Pas de miracle à attendre. En publiant, mardi, ses « prospectives économiques globales » pour 2017 et 2018, la Banque mondiale attend tout juste un léger raffermissement de la croissance mondiale. L'année 2016 a été des plus décevantes avec une croissance mondiale estimée à 2,3 %, soit le rythme le plus faible observé depuis la crise de 2008. Pour l'année en cours, les perspectives s'élèvent à 2,7 %. Un petit sursaut dû au redressement des pays émergents et en développement avec, en particulier, une sortie de récession au Brésil et en Russie. Au total, la croissance des pays émergents et en développement devrait atteindre 4,2 % après 3,4 % en 2016. En revanche, dans les pays riches, la hausse du PIB ne devrait guère dépasser les 1,8 % cette année après 1,6 % l'an dernier.

Besoins en infrastructures

L'institution multilatérale s'inquiète surtout grandement des perspectives d'investissement dans ces pays émergents et en développement. Depuis 2010, ils sont en chute libre.

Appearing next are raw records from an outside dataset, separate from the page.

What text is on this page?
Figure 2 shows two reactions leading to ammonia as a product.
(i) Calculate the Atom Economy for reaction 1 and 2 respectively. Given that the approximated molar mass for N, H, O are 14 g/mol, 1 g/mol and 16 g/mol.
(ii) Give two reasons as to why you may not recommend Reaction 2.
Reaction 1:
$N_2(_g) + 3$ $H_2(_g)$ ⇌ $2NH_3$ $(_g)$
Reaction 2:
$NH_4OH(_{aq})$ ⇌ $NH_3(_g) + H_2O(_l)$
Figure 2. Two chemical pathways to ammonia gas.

Leur croissance est passée de 10 %, en moyenne, en 2010, à 3,4 % en 2015. Ce résultat, pour la majorité des pays concernés, est bien en deçà de la moyenne observée ces vingt-cinq dernières années, souligne la Banque mondiale.

Dans l'absolu, la Chine est responsable à hauteur de 25 % de ce ralentissement des investissements. Le Brésil et la Russie réunis en constituent le tiers. Selon les estimations provisoires, ce taux de croissance aurait été encore amputé d'un demi-point en 2016. Les raisons sont multiples : chute des cours des matières premières ; recul prononcé des investissements directs étrangers dans la zone ; endettement trop élevé et risques politiques en sont à l'origine. L'inquiétude de la Banque est d'autant plus grande qu'elle s'attend à ce que cette tendance se poursuive.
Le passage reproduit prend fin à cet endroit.